James Hansen, the director of NASA's Goddard Institute for Space Studies, warned last month that plants like the Turk facility near Hope are “factories of death.” He testified in England that a plant only slightly larger than Turk would be responsible in its lifetime for the extermination of about 400 species.

But the utilities and the state regulators who serve them look at it another way: A little place like Arkansas can't solve a problem of biblical scale so why put ourselves out just to be a tiny part of the solution?

That must be how lawmakers look at it, too. The legislature, lobbied heavily by the gas and electric companies, has stymied a little package of bills recommended by the Governor's Commission on Global Warming that might bring about some fuel conservation and shrink Arkansas's carbon footprint just a little. Even baby steps are too much.

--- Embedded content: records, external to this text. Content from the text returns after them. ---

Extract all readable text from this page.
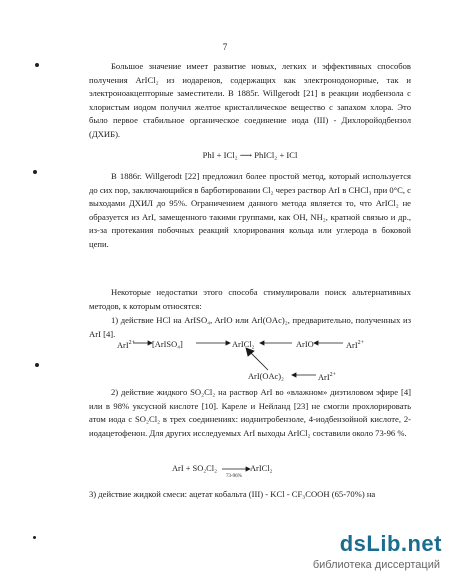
7
Большое значение имеет развитие новых, легких и эффективных способов получения ArICl₂ из иодаренов, содержащих как электронодонорные, так и электроноакцепторные заместители. В 1885г. Willgerodt [21] в реакции иодбензола с хлористым иодом получил желтое кристаллическое вещество с запахом хлора. Это было первое стабильное органическое соединение иода (III) - Дихлоройодбензол (ДХИБ).
PhI + ICl₂ ⟶ PhICl₂ + ICl
В 1886г. Willgerodt [22] предложил более простой метод, который используется до сих пор, заключающийся в барботировании Cl₂ через раствор ArI в CHCl₃ при 0°C, с выходами ДХИЛ до 95%. Ограничением данного метода является то, что ArICl₂ не образуется из ArI, замещенного такими группами, как OH, NH₂, кратной связью и др., из-за протекания побочных реакций хлорирования кольца или углерода в боковой цепи.
Некоторые недостатки этого способа стимулировали поиск альтернативных методов, к которым относятся:
1) действие HCl на ArISO₄, ArIO или Arl(OAc)₂, предварительно, полученных из ArI [4].
ArI$^{2+}$ [ArISO₄]	ArICl₂	ArIO	ArI$^{2+}$
ArI(OAc)₂	ArI$^{2+}$
2) действие жидкого SO₂Cl₂ на раствор ArI во «влажном» диэтиловом эфире [4] или в 98% уксусной кислоте [10]. Кареле и Нейланд [23] не смогли прохлорировать атом иода с SO₂Cl₂ в трех соединениях: иоднитробензоле, 4-иодбензойной кислоте, 2-иодацетофенон. Для других исследуемых ArI выходы ArICl₂ составили около 73-96 %.
ArI + SO₂Cl₂	ArICl₂
73-96%
3) действие жидкой смеси: ацетат кобальта (III) - KCl - CF₃COOH (65-70%) на
dsLib.net
библиотека диссертаций
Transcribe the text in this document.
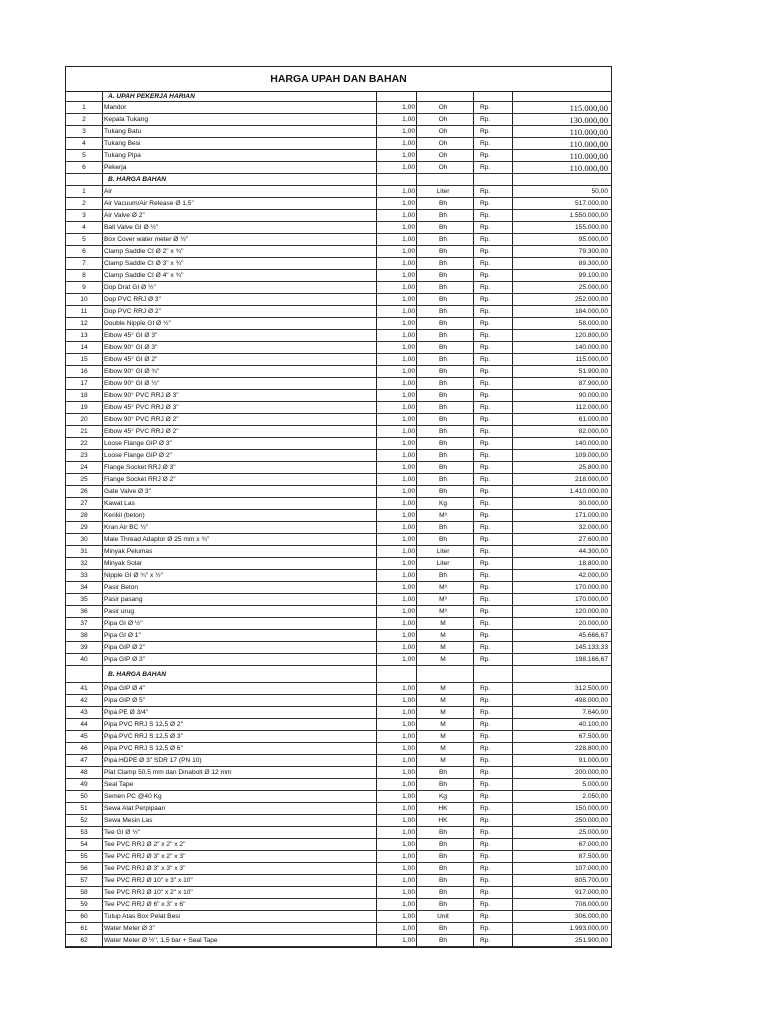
HARGA UPAH DAN BAHAN
A. UPAH PEKERJA HARIAN
1	Mandor	1,00	Oh	Rp.	115.000,00
2	Kepala Tukang	1,00	Oh	Rp.	130.000,00
3	Tukang Batu	1,00	Oh	Rp.	110.000,00
4	Tukang Besi	1,00	Oh	Rp.	110.000,00
5	Tukang Pipa	1,00	Oh	Rp.	110.000,00
6	Pekerja	1,00	Oh	Rp.	110.000,00
B. HARGA BAHAN
1	Air	1,00	Liter	Rp.	50,00
2	Air Vacuum/Air Release Ø 1,5"	1,00	Bh	Rp.	517.000,00
3	Air Valve Ø 2"	1,00	Bh	Rp.	1.550.000,00
4	Ball Valve GI Ø ½"	1,00	Bh	Rp.	155.000,00
5	Box Cover water meter Ø ½"	1,00	Bh	Rp.	95.000,00
6	Clamp Saddle CI Ø 2" x ¾"	1,00	Bh	Rp.	79.300,00
7	Clamp Saddle CI Ø 3" x ¾"	1,00	Bh	Rp.	89.300,00
8	Clamp Saddle CI Ø 4" x ¾"	1,00	Bh	Rp.	99.100,00
9	Dop Drat GI Ø ½"	1,00	Bh	Rp.	25.000,00
10	Dop PVC RRJ Ø 3"	1,00	Bh	Rp.	252.000,00
11	Dop PVC RRJ Ø 2"	1,00	Bh	Rp.	184.000,00
12	Double Nipple GI Ø ½"	1,00	Bh	Rp.	58.000,00
13	Elbow 45° GI Ø 3"	1,00	Bh	Rp.	120.800,00
14	Elbow 90° GI Ø 3"	1,00	Bh	Rp.	140.000,00
15	Elbow 45° GI Ø 2"	1,00	Bh	Rp.	115.000,00
16	Elbow 90° GI Ø ¾"	1,00	Bh	Rp.	51.900,00
17	Elbow 90° GI Ø ½"	1,00	Bh	Rp.	87.900,00
18	Elbow 90° PVC RRJ Ø 3"	1,00	Bh	Rp.	90.000,00
19	Elbow 45° PVC RRJ Ø 3"	1,00	Bh	Rp.	112.000,00
20	Elbow 90° PVC RRJ Ø 2"	1,00	Bh	Rp.	61.000,00
21	Elbow 45° PVC RRJ Ø 2"	1,00	Bh	Rp.	82.000,00
22	Loose Flange GIP Ø 3"	1,00	Bh	Rp.	140.000,00
23	Loose Flange GIP Ø 2"	1,00	Bh	Rp.	109.000,00
24	Flange Socket RRJ Ø 3"	1,00	Bh	Rp.	25.800,00
25	Flange Socket RRJ Ø 2"	1,00	Bh	Rp.	218.000,00
26	Gate Valve Ø 3"	1,00	Bh	Rp.	1.410.000,00
27	Kawat Las	1,00	Kg	Rp.	30.000,00
28	Kerikil (beton)	1,00	M³	Rp.	171.000,00
29	Kran Air BC ½"	1,00	Bh	Rp.	32.000,00
30	Male Thread Adaptor Ø 25 mm x ¾"	1,00	Bh	Rp.	27.600,00
31	Minyak Pelumas	1,00	Liter	Rp.	44.300,00
32	Minyak Solar	1,00	Liter	Rp.	18.800,00
33	Nipple GI Ø ¾" x ½"	1,00	Bh	Rp.	42.000,00
34	Pasir Beton	1,00	M³	Rp.	170.000,00
35	Pasir pasang	1,00	M³	Rp.	170.000,00
36	Pasir urug	1,00	M³	Rp.	120.000,00
37	Pipa GI Ø ½"	1,00	M	Rp.	20.000,00
38	Pipa GI Ø 1"	1,00	M	Rp.	45.666,67
39	Pipa GIP Ø 2"	1,00	M	Rp.	145.133,33
40	Pipa GIP Ø 3"	1,00	M	Rp.	198.166,67
B. HARGA BAHAN
41	Pipa GIP Ø 4"	1,00	M	Rp.	312.500,00
42	Pipa GIP Ø 5"	1,00	M	Rp.	498.000,00
43	Pipa PE Ø 3/4"	1,00	M	Rp.	7.640,00
44	Pipa PVC RRJ S 12,5 Ø 2"	1,00	M	Rp.	40.100,00
45	Pipa PVC RRJ S 12,5 Ø 3"	1,00	M	Rp.	67.500,00
46	Pipa PVC RRJ S 12,5 Ø 6"	1,00	M	Rp.	228.800,00
47	Pipa HDPE Ø 3" SDR 17 (PN 10)	1,00	M	Rp.	91.000,00
48	Plat Clamp 50.5 mm dan Dinabolt Ø 12 mm	1,00	Bh	Rp.	200.000,00
49	Seal Tape	1,00	Bh	Rp.	5.000,00
50	Semen PC @40 Kg	1,00	Kg	Rp.	2.050,00
51	Sewa Alat Perpipaan	1,00	HK	Rp.	150.000,00
52	Sewa Mesin Las	1,00	HK	Rp.	250.000,00
53	Tee GI Ø ½"	1,00	Bh	Rp.	25.000,00
54	Tee PVC RRJ Ø 2" x 2" x 2"	1,00	Bh	Rp.	67.000,00
55	Tee PVC RRJ Ø 3" x 2" x 3"	1,00	Bh	Rp.	87.500,00
56	Tee PVC RRJ Ø 3" x 3" x 3"	1,00	Bh	Rp.	107.000,00
57	Tee PVC RRJ Ø 10" x 3" x 10"	1,00	Bh	Rp.	805.700,00
58	Tee PVC RRJ Ø 10" x 2" x 10"	1,00	Bh	Rp.	917.000,00
59	Tee PVC RRJ Ø 6" x 3" x 6"	1,00	Bh	Rp.	708.000,00
60	Tutup Atas Box Pelat Besi	1,00	Unit	Rp.	306.000,00
61	Water Meter Ø 3"	1,00	Bh	Rp.	1.993.000,00
62	Water Meter Ø ½", 1,5 bar + Seal Tape	1,00	Bh	Rp.	251.900,00
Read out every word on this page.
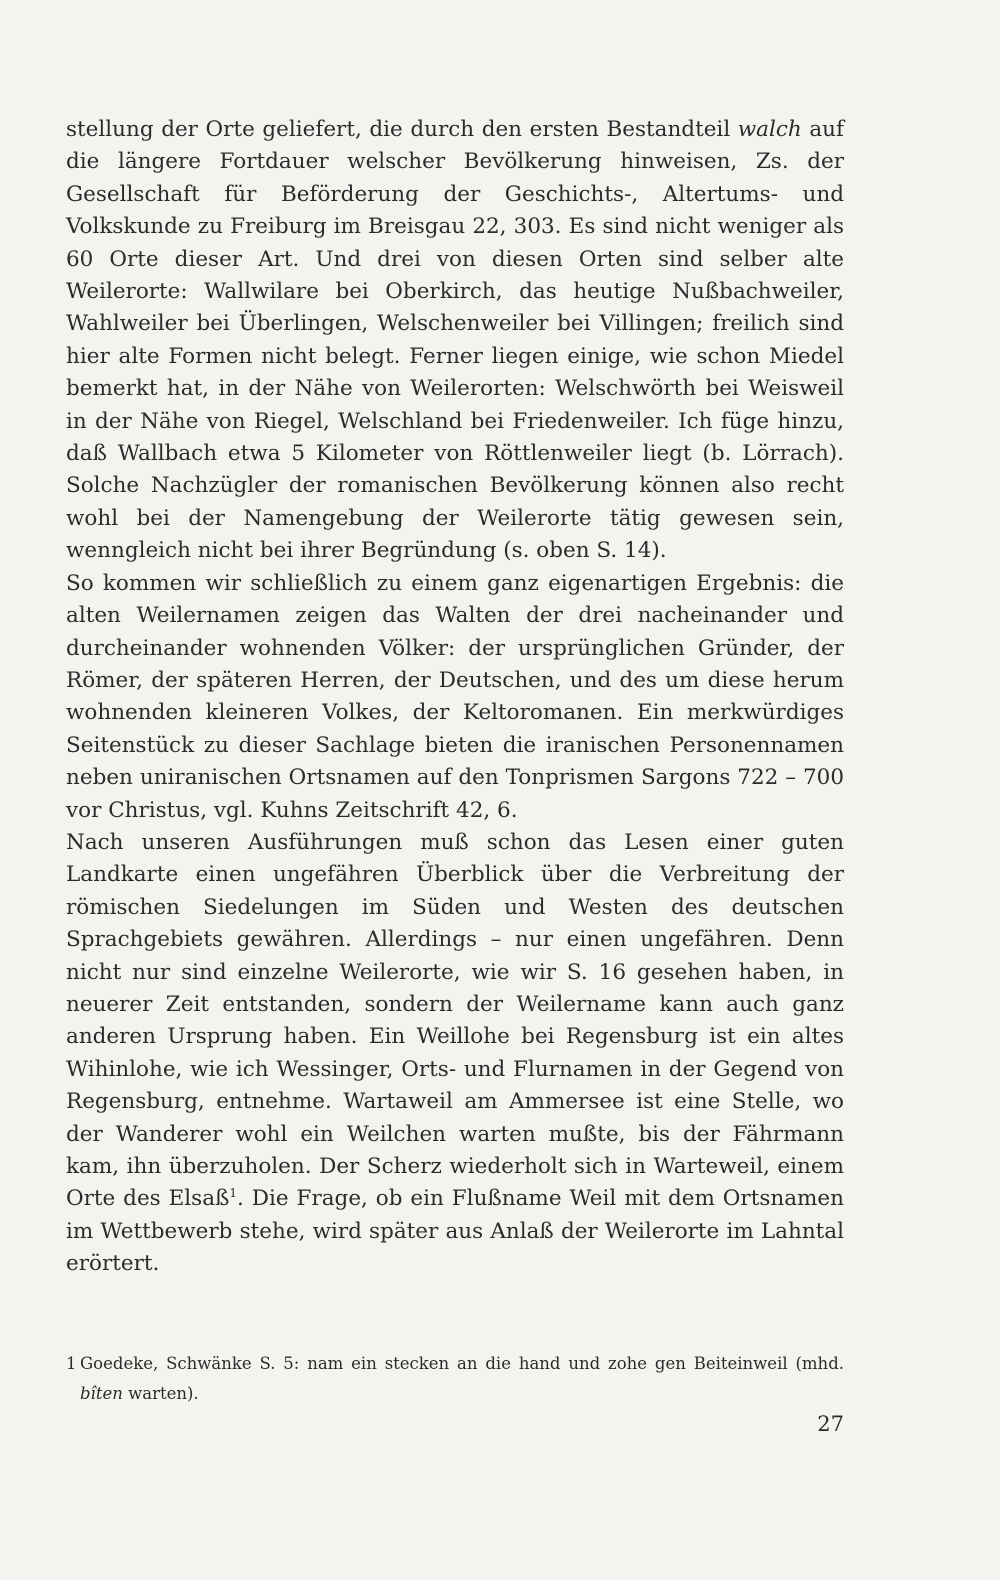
stellung der Orte geliefert, die durch den ersten Bestandteil walch auf die längere Fortdauer welscher Bevölkerung hinweisen, Zs. der Gesellschaft für Beförderung der Geschichts-, Altertums- und Volkskunde zu Freiburg im Breisgau 22, 303. Es sind nicht weniger als 60 Orte dieser Art. Und drei von diesen Orten sind selber alte Weilerorte: Wallwilare bei Oberkirch, das heutige Nußbachweiler, Wahlweiler bei Überlingen, Welschenweiler bei Villingen; freilich sind hier alte Formen nicht belegt. Ferner liegen einige, wie schon Miedel bemerkt hat, in der Nähe von Weilerorten: Welschwörth bei Weisweil in der Nähe von Riegel, Welschland bei Friedenweiler. Ich füge hinzu, daß Wallbach etwa 5 Kilometer von Röttlenweiler liegt (b. Lörrach). Solche Nachzügler der romanischen Bevölkerung können also recht wohl bei der Namengebung der Weilerorte tätig gewesen sein, wenngleich nicht bei ihrer Begründung (s. oben S. 14).

So kommen wir schließlich zu einem ganz eigenartigen Ergebnis: die alten Weilernamen zeigen das Walten der drei nacheinander und durcheinander wohnenden Völker: der ursprünglichen Gründer, der Römer, der späteren Herren, der Deutschen, und des um diese herum wohnenden kleineren Volkes, der Keltoromanen. Ein merkwürdiges Seitenstück zu dieser Sachlage bieten die iranischen Personennamen neben uniranischen Ortsnamen auf den Tonprismen Sargons 722 – 700 vor Christus, vgl. Kuhns Zeitschrift 42, 6.

Nach unseren Ausführungen muß schon das Lesen einer guten Landkarte einen ungefähren Überblick über die Verbreitung der römischen Siedelungen im Süden und Westen des deutschen Sprachgebiets gewähren. Allerdings – nur einen ungefähren. Denn nicht nur sind einzelne Weilerorte, wie wir S. 16 gesehen haben, in neuerer Zeit entstanden, sondern der Weilername kann auch ganz anderen Ursprung haben. Ein Weillohe bei Regensburg ist ein altes Wihinlohe, wie ich Wessinger, Orts- und Flurnamen in der Gegend von Regensburg, entnehme. Wartaweil am Ammersee ist eine Stelle, wo der Wanderer wohl ein Weilchen warten mußte, bis der Fährmann kam, ihn überzuholen. Der Scherz wiederholt sich in Warteweil, einem Orte des Elsaß$^1$. Die Frage, ob ein Flußname Weil mit dem Ortsnamen im Wettbewerb stehe, wird später aus Anlaß der Weilerorte im Lahntal erörtert.

1 Goedeke, Schwänke S. 5: nam ein stecken an die hand und zohe gen Beiteinweil (mhd. bîten warten).
27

One bill would encourage —encourage, not order — electric utilities to devise conservation programs and do their dead-level best to reduce kilowatt usage by 1 percent by 2013 and gas companies to try to conserve a mere three-fourths of 1 percent. They could capitalize the costs of their efficiency programs and earn on them. Another bill would encourage government at every level, from schools to the Capitol, to retrofit their facilities to reduce energy consumption. Another would lower barriers to creating a renewable energy market and help people upgrade to renewable sources. All have been buried in House committees.

They are modeled after far bolder measures taken in California after the great oil price shocks of the early 1970s and the cycle of inflation and recession that followed. While the average American burns 12,000 kilowatt hours a year — an Arkansan even more — a Californian burns less than 7,000. A California family spends $800 a year less on energy than it would have without all the conservation measures taken since 1975. It's been good for the climate, too. Carbon dioxide emissions per capita have fallen by 30 percent. They saved a couple dozen power plants like Turk.

The legislature promises that it will not throw us into that briar patch, not unless the utilities are willing.